Should I use a 5-point or 7-point Likert scale?+

Use a five-point scale for general audiences, short surveys, or when simplicity is a priority. Use a seven-point scale when your respondents are comfortable with surveys, when you need finer distinctions between adjacent responses, or when you are tracking subtle sentiment shifts over time. Both formats are valid. Avoid even-numbered scales unless you have a specific, considered reason to remove the neutral midpoint.

How do you analyze Likert scale results?+

For ordinal analysis, report frequency counts, percentages, medians, and modes for each response option. For interval-level analysis (the pragmatic approach), calculate means and standard deviations per item, and use parametric tests to compare groups. Visualize results with diverging bar charts or stacked bar charts, which preserve the ordered nature of the scale.
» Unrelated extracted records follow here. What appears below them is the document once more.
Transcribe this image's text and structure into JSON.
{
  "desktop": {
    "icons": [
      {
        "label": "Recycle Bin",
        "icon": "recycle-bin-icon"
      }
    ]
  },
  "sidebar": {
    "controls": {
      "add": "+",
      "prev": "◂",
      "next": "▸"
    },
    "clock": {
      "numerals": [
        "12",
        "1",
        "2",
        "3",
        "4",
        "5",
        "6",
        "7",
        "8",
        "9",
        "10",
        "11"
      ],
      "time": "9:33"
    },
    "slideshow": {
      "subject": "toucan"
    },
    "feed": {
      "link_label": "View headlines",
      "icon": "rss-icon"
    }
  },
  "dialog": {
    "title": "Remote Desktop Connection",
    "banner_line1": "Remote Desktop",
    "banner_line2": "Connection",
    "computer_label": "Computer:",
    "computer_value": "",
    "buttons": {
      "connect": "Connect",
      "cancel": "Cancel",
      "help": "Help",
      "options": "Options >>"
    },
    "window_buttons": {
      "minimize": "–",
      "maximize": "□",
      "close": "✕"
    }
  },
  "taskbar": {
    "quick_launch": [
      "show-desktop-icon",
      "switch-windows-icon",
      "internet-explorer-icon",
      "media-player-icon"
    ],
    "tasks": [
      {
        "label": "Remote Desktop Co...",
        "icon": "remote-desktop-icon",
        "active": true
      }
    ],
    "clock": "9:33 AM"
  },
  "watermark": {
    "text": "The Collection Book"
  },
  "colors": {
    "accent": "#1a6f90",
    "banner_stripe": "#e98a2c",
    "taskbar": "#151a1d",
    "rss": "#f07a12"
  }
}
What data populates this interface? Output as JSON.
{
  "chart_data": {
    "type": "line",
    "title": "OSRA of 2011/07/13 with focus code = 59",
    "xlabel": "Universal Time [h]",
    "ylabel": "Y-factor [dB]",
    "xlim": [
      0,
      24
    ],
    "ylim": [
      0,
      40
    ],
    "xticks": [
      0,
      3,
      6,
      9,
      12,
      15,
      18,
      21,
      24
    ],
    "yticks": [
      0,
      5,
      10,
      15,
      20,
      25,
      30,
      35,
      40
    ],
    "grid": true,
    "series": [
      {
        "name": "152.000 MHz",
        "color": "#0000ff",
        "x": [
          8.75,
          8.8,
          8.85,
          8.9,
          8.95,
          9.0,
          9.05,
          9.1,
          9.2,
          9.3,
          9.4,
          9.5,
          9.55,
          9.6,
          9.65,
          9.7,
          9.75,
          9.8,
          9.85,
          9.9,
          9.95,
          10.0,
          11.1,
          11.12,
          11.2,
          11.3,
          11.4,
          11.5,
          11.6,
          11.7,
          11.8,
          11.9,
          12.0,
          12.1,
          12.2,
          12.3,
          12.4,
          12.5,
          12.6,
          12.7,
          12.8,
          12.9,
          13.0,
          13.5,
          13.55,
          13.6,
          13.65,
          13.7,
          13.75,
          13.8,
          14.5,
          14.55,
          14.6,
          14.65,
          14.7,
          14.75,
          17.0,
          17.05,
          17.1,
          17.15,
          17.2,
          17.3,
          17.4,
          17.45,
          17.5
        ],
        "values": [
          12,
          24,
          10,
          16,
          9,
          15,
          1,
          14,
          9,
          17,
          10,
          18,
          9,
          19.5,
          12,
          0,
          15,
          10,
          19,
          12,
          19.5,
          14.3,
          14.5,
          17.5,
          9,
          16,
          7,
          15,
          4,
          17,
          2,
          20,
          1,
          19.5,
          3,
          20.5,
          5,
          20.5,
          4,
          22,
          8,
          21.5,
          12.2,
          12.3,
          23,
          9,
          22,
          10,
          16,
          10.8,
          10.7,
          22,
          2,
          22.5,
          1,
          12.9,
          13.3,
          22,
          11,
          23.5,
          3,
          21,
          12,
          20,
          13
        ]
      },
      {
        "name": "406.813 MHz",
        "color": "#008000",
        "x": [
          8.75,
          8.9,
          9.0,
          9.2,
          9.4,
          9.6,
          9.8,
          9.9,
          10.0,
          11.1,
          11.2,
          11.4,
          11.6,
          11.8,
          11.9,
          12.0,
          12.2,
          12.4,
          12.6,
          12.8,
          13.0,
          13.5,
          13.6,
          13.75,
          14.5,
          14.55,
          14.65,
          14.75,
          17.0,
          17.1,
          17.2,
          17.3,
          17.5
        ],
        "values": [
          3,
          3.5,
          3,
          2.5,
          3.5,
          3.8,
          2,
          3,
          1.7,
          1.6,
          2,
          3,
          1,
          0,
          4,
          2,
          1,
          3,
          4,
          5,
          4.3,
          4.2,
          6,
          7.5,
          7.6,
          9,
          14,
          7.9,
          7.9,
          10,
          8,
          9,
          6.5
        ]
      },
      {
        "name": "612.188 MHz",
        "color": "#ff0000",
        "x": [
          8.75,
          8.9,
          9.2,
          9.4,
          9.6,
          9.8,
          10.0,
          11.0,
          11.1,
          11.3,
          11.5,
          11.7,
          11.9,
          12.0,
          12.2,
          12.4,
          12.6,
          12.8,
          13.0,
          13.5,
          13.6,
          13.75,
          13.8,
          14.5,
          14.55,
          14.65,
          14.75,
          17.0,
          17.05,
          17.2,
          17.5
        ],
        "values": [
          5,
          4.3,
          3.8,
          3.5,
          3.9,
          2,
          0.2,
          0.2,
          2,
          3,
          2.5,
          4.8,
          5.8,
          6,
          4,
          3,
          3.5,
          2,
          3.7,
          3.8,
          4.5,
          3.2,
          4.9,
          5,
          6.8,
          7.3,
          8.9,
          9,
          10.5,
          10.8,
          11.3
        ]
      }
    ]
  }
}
Avoid calculating averages across items that measure different constructs without first validating that they belong together.

What are common mistakes when designing a Likert scale?+

The most common mistakes are: using asymmetric response options that bias answers toward one end; writing double-barreled statements that contain two ideas in one; including too many items, which causes respondent fatigue; mixing different scale formats within the same survey; and misreading neutral responses as indifference when they may indicate confusion or non-applicability. Using specific, single-idea statements and a consistent symmetric format avoids most of these problems.